Des tensions persistent également depuis avant le 7 octobre entre deux personnalités israéliennes clés - Netanyahou et Gallant - exacerbées par des différends sur des divergences politiques et leurs relations très divergentes avec les États-Unis.
Après la formation de la coalition extrémiste de Netanyahou, la Maison Blanche a fui ce dernier comme la peste, alors que Gallant était le bienvenu à Washington. Irrité par cette attitude, le premier ministre israélien a cherché à empêcher son ministre de la défense de l'époque de se rendre aux États-Unis pour des réunions sur la sécurité. Le différend a récemment été ravivé par le fait que M. Netanyahu aurait empêché M. Gallant de tenir des réunions en tête-à-tête avec les chefs du Mossad et du Shin Bet. Cette décision a été rendue publique, le ministre israélien de la défense accusant le premier ministre de “nuire à la sécurité de l'État”.
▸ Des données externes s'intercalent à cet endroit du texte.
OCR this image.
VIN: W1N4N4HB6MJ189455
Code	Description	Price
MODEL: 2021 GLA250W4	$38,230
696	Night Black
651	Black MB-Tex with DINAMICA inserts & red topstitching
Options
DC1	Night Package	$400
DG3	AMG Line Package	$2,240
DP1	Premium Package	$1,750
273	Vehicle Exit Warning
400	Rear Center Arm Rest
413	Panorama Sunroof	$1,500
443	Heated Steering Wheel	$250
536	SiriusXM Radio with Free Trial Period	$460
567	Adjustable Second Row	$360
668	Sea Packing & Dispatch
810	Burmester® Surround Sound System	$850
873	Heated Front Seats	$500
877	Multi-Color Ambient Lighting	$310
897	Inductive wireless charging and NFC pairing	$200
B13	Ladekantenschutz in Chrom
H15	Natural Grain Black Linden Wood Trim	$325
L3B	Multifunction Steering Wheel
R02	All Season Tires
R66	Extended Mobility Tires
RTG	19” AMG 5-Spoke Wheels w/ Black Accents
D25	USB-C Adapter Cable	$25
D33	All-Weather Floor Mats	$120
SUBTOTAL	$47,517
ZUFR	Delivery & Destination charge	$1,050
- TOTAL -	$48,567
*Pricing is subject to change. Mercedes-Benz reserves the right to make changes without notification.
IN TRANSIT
Quant au chef d'état-major de l'armée, M. Halevi, il maintient une étroite coordination avec l'administration américaine et cherche à éviter d'être le bouc émissaire des échecs politiques qui ont entraîné des flambées massives dans les régions palestiniennes : massacres à Naplouse et à Huwara en février dernier, incursions provocatrices d'Israël dans la mosquée Al-Aqsa, attaques violentes de la part des colons - autant d'horreurs qui ont abouti, pour l'essentiel, à l'opération “Al-Aqsa Flood” menée par la résistance palestinienne.
Le nord en ligne de mire
La perspective d'un conflit potentiel entre Israël et le Hezbollah le long de la frontière nord de la Palestine occupée revêt autant d'importance que les enjeux politiques de l'enquête à venir. Malgré les efforts diplomatiques de l'administration Biden pour résoudre la crise des colons israéliens “déplacés” qui ont abandonné leurs maisons pour fuir les affrontements frontaliers, à ce stade de l'intensification du conflit, le rapatriement des colons est impossible. Mais la pression politique exercée par les dizaines de milliers d'Israéliens sans abri se poursuit sans faiblir et, comme leurs homologues du sud déplacés par les événements du 7 octobre, ils remettent en question toute la compétence de leur armée.
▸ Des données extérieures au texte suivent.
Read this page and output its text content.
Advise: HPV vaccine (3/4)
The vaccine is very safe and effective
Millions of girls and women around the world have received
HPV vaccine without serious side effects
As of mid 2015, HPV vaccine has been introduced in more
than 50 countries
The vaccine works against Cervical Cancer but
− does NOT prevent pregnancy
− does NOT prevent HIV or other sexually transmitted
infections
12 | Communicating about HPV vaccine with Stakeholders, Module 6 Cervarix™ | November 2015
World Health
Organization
La perte de confiance en la capacité de dissuasion d'Israël constitue donc un défi que l'armée relève en proposant de nouveaux plans de défense et en engageant des dépenses substantielles pour fortifier les colonies.
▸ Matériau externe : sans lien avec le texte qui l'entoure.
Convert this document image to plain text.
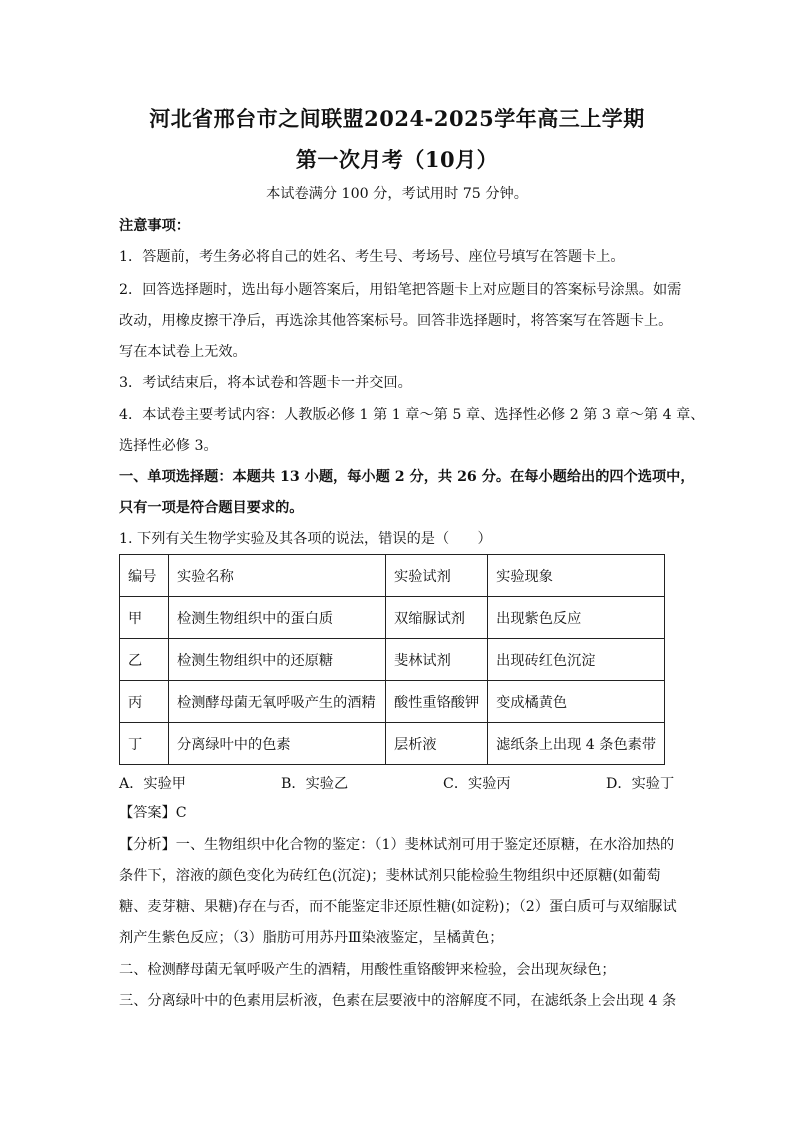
河北省邢台市之间联盟2024-2025学年高三上学期
第一次月考（10月）
本试卷满分 100 分，考试用时 75 分钟。
注意事项：
1．答题前，考生务必将自己的姓名、考生号、考场号、座位号填写在答题卡上。
2．回答选择题时，选出每小题答案后，用铅笔把答题卡上对应题目的答案标号涂黑。如需
改动，用橡皮擦干净后，再选涂其他答案标号。回答非选择题时，将答案写在答题卡上。
写在本试卷上无效。
3．考试结束后，将本试卷和答题卡一并交回。
4．本试卷主要考试内容：人教版必修 1 第 1 章～第 5 章、选择性必修 2 第 3 章～第 4 章、
选择性必修 3。
一、单项选择题：本题共 13 小题，每小题 2 分，共 26 分。在每小题给出的四个选项中，
只有一项是符合题目要求的。
1. 下列有关生物学实验及其各项的说法，错误的是（　　）
编号	实验名称	实验试剂	实验现象
甲	检测生物组织中的蛋白质	双缩脲试剂	出现紫色反应
乙	检测生物组织中的还原糖	斐林试剂	出现砖红色沉淀
丙	检测酵母菌无氧呼吸产生的酒精	酸性重铬酸钾	变成橘黄色
丁	分离绿叶中的色素	层析液	滤纸条上出现 4 条色素带
A．实验甲	B．实验乙	C．实验丙	D．实验丁
【答案】C
【分析】一、生物组织中化合物的鉴定：（1）斐林试剂可用于鉴定还原糖，在水浴加热的
条件下，溶液的颜色变化为砖红色(沉淀)；斐林试剂只能检验生物组织中还原糖(如葡萄
糖、麦芽糖、果糖)存在与否，而不能鉴定非还原性糖(如淀粉)；（2）蛋白质可与双缩脲试
剂产生紫色反应；（3）脂肪可用苏丹Ⅲ染液鉴定，呈橘黄色；
二、检测酵母菌无氧呼吸产生的酒精，用酸性重铬酸钾来检验，会出现灰绿色；
三、分离绿叶中的色素用层析液，色素在层要液中的溶解度不同，在滤纸条上会出现 4 条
Simultanément, les efforts des États-Unis, menés par l'envoyé spécial Amos Hochstein, via les canaux français, visent à persuader le Hezbollah de se retirer à quelques kilomètres de la frontière. Cette proposition fait partie d'un ensemble de solutions plus large qui comprend la résolution du différend entre le Liban et Israël sur 13 points frontaliers.
Ces initiatives sont compromises à chaque étape par un chœur israélien de plus en plus puissant qui prône la réoccupation du Sud-Liban jusqu'à la frontière du Litani, seule solution qui garantirait la sécurité des colonies israéliennes. Récemment, Avigdor Lieberman, leader de Yisrael Beiteinu, a suggéré l'occupation du Sud-Liban, plaçant la zone comprise entre le fleuve Litani et la frontière avec la Palestine occupée sous contrôle israélien, sous la supervision de l'ONU.
Consciente des conséquences catastrophiques potentielles d'une confrontation à grande échelle avec le Hezbollah, qui dispose de capacités offensives, d'armement et de renseignement formidables - et inconnues -, l'armée israélienne tient à s'attaquer aux causes profondes de ses récents échecs avant de s'engager dans de nouvelles batailles.
Pour sa part, le Hezbollah conditionne toute négociation d'actions militaires avec Israël à l'arrêt de la guerre génocidaire contre Gaza. La résistance libanaise souligne que les actions secondaires destinées à entraîner le Hezbollah dans la guerre, telles que le ciblage des dirigeants du Hamas au Liban, sont exclues du débat.